More Than Friends (Friends, #2)(24)



“Not if you don’t. Though I can’t guarantee I won’t spill anything.”

He smiles, and it’s breathtaking. He just doesn’t do it enough, I swear. “I’m not scared.”

I bet he’s not.

Jordan pays and grabs our food, handing me the bags and my drink. I take a sip and set it in the drink holder in the center console, quiet as he pulls out of the parking lot and starts driving farther away from school. I don’t know where he’s taking us, and I don’t want to ask. I also don’t want to freak out, but the farther we get, the longer it’ll take for us to return to campus. And I don’t want to be late to fifth period.

Finally, he pulls into a parking lot of a small neighborhood park. It’s been around for a while, you can tell by all the tall trees and the worn out playground, but it’s quiet and mostly empty. He parks the car in the shade and shuts off the engine, the sound of the satellite radio playing softly in the background.

I divvy out the food, giving him his burger and fries, trying to keep myself busy. I’m nervous. My hands are shaking and my appetite left me the moment I took hold of those bags, despite the delicious smell wafting from them. With grim determination I pull out my burger and stare at it, wondering how I’m going to choke this down.

It’s so frustrating, how he affects me. How I let him affect me. I shouldn’t give him so much power.

“It won’t bite you,” he says softly, and I jerk my head toward him, the amused look on his face making me feel dumb. “I thought you were hungry.”

“I told you I wasn’t hungry.” Well, I didn’t actually say it out loud. I only shook my head.

“I heard your stomach growl.”

Ugh. My cheeks grow hot. “I’m not hungry anymore,” I mutter.

“Why not?” He takes a bite of his cheeseburger, and I don’t know how he does it, but he makes even that sexy.

What can I say to him? Can I tell him the truth?

You make me nervous. You make me self-conscious. What if I get sauce on my chin? What if I drip ketchup on my shirt? What if I take a drink of my Coke and slurp on the straw by accident?
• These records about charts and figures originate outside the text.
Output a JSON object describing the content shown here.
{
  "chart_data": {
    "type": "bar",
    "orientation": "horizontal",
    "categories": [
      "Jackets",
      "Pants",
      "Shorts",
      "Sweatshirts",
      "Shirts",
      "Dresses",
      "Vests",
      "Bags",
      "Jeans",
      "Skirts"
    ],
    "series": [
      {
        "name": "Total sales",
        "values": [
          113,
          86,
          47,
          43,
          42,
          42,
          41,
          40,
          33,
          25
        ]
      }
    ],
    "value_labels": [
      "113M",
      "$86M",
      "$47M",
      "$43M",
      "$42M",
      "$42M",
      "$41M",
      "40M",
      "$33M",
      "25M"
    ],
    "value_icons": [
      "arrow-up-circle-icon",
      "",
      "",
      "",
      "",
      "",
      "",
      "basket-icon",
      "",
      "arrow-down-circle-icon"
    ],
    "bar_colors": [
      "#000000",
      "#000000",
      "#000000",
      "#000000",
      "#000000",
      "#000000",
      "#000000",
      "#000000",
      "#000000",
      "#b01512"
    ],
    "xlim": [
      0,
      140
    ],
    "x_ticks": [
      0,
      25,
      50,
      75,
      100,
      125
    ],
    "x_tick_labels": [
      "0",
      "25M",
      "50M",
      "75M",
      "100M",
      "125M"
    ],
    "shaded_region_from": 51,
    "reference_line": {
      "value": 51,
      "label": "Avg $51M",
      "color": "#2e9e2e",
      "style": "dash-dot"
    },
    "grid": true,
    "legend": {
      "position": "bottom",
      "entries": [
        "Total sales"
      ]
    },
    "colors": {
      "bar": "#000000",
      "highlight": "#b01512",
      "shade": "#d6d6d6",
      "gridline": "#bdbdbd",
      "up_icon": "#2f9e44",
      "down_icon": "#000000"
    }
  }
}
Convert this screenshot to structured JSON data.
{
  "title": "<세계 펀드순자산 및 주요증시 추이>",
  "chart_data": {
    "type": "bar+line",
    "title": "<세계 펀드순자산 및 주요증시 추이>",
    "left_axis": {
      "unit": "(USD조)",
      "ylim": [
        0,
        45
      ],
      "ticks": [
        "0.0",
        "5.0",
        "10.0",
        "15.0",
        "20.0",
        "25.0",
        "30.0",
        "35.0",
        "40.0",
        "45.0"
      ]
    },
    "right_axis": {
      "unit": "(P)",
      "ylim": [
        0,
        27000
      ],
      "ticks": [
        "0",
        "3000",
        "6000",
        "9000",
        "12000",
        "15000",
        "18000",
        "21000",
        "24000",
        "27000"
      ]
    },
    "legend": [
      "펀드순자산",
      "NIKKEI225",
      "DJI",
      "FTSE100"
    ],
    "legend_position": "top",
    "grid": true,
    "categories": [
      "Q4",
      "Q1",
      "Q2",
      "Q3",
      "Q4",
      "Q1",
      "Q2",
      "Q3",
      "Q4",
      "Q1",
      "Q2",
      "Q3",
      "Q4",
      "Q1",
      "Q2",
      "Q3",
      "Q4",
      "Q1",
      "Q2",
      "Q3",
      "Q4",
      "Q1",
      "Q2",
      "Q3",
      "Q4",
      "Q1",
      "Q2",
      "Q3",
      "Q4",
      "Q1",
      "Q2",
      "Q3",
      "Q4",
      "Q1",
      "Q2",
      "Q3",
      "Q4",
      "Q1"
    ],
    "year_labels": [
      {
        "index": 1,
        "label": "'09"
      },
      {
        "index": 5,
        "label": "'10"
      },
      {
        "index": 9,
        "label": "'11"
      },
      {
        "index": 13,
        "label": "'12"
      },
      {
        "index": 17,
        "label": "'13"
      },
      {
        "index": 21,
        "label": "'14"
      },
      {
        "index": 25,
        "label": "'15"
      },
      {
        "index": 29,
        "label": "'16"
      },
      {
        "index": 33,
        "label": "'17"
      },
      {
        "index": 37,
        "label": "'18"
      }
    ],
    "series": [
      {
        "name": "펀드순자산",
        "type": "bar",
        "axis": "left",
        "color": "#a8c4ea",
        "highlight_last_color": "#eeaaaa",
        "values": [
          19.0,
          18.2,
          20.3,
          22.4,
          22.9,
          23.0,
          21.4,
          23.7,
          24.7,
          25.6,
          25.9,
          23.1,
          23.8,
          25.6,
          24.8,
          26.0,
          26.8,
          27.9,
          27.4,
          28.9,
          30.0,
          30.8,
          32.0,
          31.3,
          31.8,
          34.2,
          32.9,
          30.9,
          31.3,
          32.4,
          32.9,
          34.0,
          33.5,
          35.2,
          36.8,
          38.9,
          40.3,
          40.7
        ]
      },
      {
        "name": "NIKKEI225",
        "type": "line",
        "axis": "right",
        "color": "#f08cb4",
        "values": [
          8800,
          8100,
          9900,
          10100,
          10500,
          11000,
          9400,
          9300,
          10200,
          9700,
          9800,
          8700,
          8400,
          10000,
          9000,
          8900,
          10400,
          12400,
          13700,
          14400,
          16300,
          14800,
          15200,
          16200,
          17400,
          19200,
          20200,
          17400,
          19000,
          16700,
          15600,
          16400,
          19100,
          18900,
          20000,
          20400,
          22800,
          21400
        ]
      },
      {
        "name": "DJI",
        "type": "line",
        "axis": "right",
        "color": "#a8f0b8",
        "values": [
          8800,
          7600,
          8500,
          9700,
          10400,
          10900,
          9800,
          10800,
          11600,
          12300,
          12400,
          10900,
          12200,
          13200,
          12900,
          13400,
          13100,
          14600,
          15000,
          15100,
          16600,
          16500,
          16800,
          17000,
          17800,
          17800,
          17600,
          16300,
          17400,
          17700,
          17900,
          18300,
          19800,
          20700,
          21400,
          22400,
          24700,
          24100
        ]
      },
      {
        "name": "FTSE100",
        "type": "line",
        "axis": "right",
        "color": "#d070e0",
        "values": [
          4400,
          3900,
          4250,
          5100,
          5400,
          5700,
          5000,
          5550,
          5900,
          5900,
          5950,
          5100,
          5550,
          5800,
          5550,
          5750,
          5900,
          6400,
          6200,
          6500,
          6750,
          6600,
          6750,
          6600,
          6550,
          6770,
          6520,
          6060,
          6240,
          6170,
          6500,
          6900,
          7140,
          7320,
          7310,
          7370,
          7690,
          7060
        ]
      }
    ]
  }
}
What if you watch me eat and think it’s the most disgusting thing you’ve ever seen in your life?

These are the silly things that go through my head in Tuttle’s presence.
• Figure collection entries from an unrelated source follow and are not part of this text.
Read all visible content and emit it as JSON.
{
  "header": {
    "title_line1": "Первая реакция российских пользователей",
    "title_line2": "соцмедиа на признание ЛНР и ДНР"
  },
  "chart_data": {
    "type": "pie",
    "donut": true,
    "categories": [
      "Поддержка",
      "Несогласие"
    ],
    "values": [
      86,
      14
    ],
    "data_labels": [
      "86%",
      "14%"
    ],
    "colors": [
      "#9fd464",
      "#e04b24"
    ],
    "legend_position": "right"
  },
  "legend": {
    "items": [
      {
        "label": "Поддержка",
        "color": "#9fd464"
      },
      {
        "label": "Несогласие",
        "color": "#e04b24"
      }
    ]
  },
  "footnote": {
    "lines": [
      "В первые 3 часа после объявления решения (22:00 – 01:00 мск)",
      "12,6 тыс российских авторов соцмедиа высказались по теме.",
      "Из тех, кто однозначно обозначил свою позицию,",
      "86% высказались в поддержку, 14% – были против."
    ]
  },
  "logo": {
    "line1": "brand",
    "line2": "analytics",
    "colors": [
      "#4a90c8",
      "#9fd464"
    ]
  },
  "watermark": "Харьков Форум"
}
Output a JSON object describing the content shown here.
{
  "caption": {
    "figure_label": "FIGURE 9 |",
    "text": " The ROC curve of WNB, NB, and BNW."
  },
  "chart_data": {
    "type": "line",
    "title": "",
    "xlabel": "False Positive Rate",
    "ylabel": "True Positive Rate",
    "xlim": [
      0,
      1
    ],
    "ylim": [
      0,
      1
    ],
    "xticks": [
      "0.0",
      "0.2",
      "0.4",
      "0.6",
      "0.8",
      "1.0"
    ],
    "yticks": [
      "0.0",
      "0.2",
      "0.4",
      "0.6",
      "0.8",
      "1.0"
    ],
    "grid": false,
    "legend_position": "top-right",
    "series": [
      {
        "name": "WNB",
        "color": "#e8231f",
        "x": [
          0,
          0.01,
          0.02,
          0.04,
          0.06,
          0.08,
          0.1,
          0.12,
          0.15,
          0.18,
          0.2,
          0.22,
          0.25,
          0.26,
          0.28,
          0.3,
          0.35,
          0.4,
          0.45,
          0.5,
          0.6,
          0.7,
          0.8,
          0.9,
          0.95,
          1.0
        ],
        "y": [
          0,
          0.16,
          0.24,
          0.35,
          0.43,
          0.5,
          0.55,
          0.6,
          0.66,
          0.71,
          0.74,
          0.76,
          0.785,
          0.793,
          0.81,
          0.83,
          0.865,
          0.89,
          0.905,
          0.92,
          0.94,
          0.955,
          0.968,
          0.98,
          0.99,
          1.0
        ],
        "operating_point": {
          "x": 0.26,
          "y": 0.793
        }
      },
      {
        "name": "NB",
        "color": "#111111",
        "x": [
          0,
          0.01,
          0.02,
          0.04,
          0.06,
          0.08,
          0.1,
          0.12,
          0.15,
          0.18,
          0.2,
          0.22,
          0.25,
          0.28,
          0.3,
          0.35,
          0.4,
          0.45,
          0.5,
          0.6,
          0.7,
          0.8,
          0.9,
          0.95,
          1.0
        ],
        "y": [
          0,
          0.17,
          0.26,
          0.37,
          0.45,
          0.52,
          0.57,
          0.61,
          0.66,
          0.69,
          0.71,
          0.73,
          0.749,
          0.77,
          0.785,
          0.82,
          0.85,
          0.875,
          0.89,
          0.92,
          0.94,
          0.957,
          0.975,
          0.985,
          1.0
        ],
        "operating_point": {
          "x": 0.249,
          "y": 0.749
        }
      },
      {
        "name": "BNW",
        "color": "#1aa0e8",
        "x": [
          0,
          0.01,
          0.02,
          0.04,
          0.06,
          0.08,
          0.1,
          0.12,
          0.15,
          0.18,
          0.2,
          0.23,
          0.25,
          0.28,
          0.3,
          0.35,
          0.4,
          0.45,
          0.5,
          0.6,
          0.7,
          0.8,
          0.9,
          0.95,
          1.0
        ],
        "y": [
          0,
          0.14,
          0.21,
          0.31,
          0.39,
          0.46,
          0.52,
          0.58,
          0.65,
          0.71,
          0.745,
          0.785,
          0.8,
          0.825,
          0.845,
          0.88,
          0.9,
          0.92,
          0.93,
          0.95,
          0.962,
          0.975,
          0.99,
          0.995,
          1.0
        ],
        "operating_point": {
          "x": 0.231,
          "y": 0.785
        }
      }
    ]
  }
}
“Hey.” My eyes snap up to meet his and I realize he’s holding a fry in front of my face. “Eat this.” And then he feeds it to me. I open my mouth like a baby bird and he drops the fry inside, his thumb brushing against my lower lip. His eyes smolder and he goes still as I slowly chew the fry and swallow it.

The tension grows between us, until it feels like a living, breathing thing sitting in the car with us. All over a fry. All over his thumb barely grazing my lip. He’s staring at my mouth now as he sips from his drink, and of course my gaze goes to his lips wrapped around that straw.
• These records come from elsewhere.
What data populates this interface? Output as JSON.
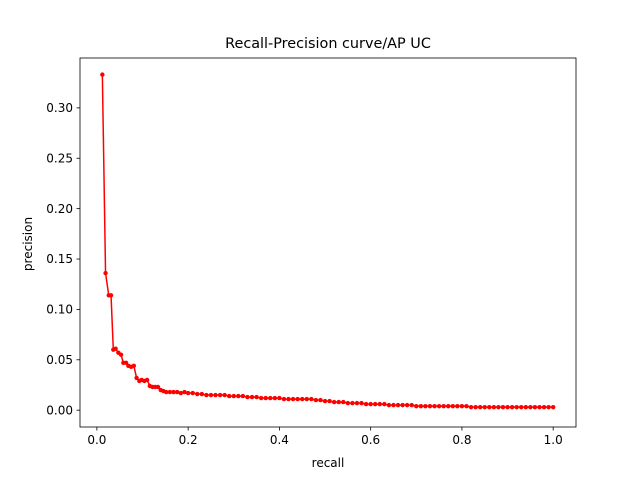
{
  "chart_data": {
    "type": "line",
    "title": "Recall-Precision curve/AP UC",
    "xlabel": "recall",
    "ylabel": "precision",
    "xlim": [
      -0.037,
      1.05
    ],
    "ylim": [
      -0.0167,
      0.3495
    ],
    "xticks": [
      0.0,
      0.2,
      0.4,
      0.6,
      0.8,
      1.0
    ],
    "xtick_labels": [
      "0.0",
      "0.2",
      "0.4",
      "0.6",
      "0.8",
      "1.0"
    ],
    "yticks": [
      0.0,
      0.05,
      0.1,
      0.15,
      0.2,
      0.25,
      0.3
    ],
    "ytick_labels": [
      "0.00",
      "0.05",
      "0.10",
      "0.15",
      "0.20",
      "0.25",
      "0.30"
    ],
    "grid": false,
    "legend": false,
    "series_color": "#ff0000",
    "marker": "circle",
    "series": [
      {
        "x": [
          0.012,
          0.019,
          0.026,
          0.031,
          0.036,
          0.041,
          0.047,
          0.053,
          0.058,
          0.064,
          0.069,
          0.075,
          0.081,
          0.087,
          0.093,
          0.098,
          0.104,
          0.11,
          0.116,
          0.122,
          0.128,
          0.134,
          0.14,
          0.146,
          0.152,
          0.16,
          0.168,
          0.176,
          0.184,
          0.192,
          0.2,
          0.21,
          0.22,
          0.23,
          0.24,
          0.25,
          0.26,
          0.27,
          0.28,
          0.29,
          0.3,
          0.31,
          0.32,
          0.33,
          0.34,
          0.35,
          0.36,
          0.37,
          0.38,
          0.39,
          0.4,
          0.41,
          0.42,
          0.43,
          0.44,
          0.45,
          0.46,
          0.47,
          0.48,
          0.49,
          0.5,
          0.51,
          0.52,
          0.53,
          0.54,
          0.55,
          0.56,
          0.57,
          0.58,
          0.59,
          0.6,
          0.61,
          0.62,
          0.63,
          0.64,
          0.65,
          0.66,
          0.67,
          0.68,
          0.69,
          0.7,
          0.71,
          0.72,
          0.73,
          0.74,
          0.75,
          0.76,
          0.77,
          0.78,
          0.79,
          0.8,
          0.81,
          0.82,
          0.83,
          0.84,
          0.85,
          0.86,
          0.87,
          0.88,
          0.89,
          0.9,
          0.91,
          0.92,
          0.93,
          0.94,
          0.95,
          0.96,
          0.97,
          0.98,
          0.99,
          1.0
        ],
        "values": [
          0.333,
          0.136,
          0.114,
          0.114,
          0.06,
          0.061,
          0.057,
          0.055,
          0.047,
          0.047,
          0.044,
          0.043,
          0.044,
          0.032,
          0.029,
          0.03,
          0.029,
          0.03,
          0.024,
          0.023,
          0.023,
          0.023,
          0.02,
          0.019,
          0.018,
          0.018,
          0.018,
          0.018,
          0.017,
          0.018,
          0.017,
          0.017,
          0.016,
          0.016,
          0.015,
          0.015,
          0.015,
          0.015,
          0.015,
          0.014,
          0.014,
          0.014,
          0.014,
          0.013,
          0.013,
          0.013,
          0.012,
          0.012,
          0.012,
          0.012,
          0.012,
          0.011,
          0.011,
          0.011,
          0.011,
          0.011,
          0.011,
          0.011,
          0.01,
          0.01,
          0.009,
          0.009,
          0.008,
          0.008,
          0.008,
          0.007,
          0.007,
          0.007,
          0.007,
          0.006,
          0.006,
          0.006,
          0.006,
          0.006,
          0.005,
          0.005,
          0.005,
          0.005,
          0.005,
          0.005,
          0.004,
          0.004,
          0.004,
          0.004,
          0.004,
          0.004,
          0.004,
          0.004,
          0.004,
          0.004,
          0.004,
          0.004,
          0.003,
          0.003,
          0.003,
          0.003,
          0.003,
          0.003,
          0.003,
          0.003,
          0.003,
          0.003,
          0.003,
          0.003,
          0.003,
          0.003,
          0.003,
          0.003,
          0.003,
          0.003,
          0.003
        ]
      }
    ]
  }
}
All of a sudden I’m ravenous. I grab my burger and bite into it, not caring if I look like a slob or not. The burger tastes delicious and I take another bite, catching him watching me out of the corner of my eye.

“What?” I ask when he doesn’t look away.

“Why do we keep doing this?”

I take a sip of my drink. “Doing what?”

“Playing this game. Pretending we hate each other when we don’t.”

“I don’t hate you.”

“I definitely don’t hate you either.”

“But I don’t want to be with you.”

He raises a brow. Remains quiet.

Ugh.

“I don’t,” I reiterate.

Somehow the brow rises higher. How does he do that? He said about a billion words with that one gesture.

“It won’t work.” I look away from him. It’ll be easier to say these things if I don’t have to see his gorgeous face. “You’re you and I’m me and we’re not a match. I’ll be insecure and you’ll get tired of my clingy ways and break up with me immediately. Then I’ll be devastated and pissed at myself because I knew it was a bad idea, being with you.”

“You’re not clingy.”

I whirl on him, irritated that he…actually complimented me. “How do you know?”

“I just know.”

“How?” I ask again. “You don’t know me. We’ve never really gone out. We go to a few of the same parties and always end up together, but we’re never really doing anything.”

“Oh, we’ve done a few things.” His suggestive tone makes my entire body go hot. With irritation.

With…hmmm…desire? Is that the right word?

I also want to hit him. Seriously. What is up with me lately with the violent tendencies?

“Nothing serious,” I mumble, keeping my head bent. I need to stick with the don’t-look-at-Tuttle plan. It’s easier to say things when I don’t have to see him. I should’ve never gotten into his car.

He exhales loudly and resumes eating. I can tell because every few seconds his hand rustles around in the bag, grabbing fries. Or he takes a sip of his drink. Eventually I start eating too, and we remain quiet. It’s not a comfortable silence, though. Not even close. It’s tension-filled and edgy and it makes me uneasy. I can feel the irritation and frustration radiating from his body, and I decide to talk about something safe.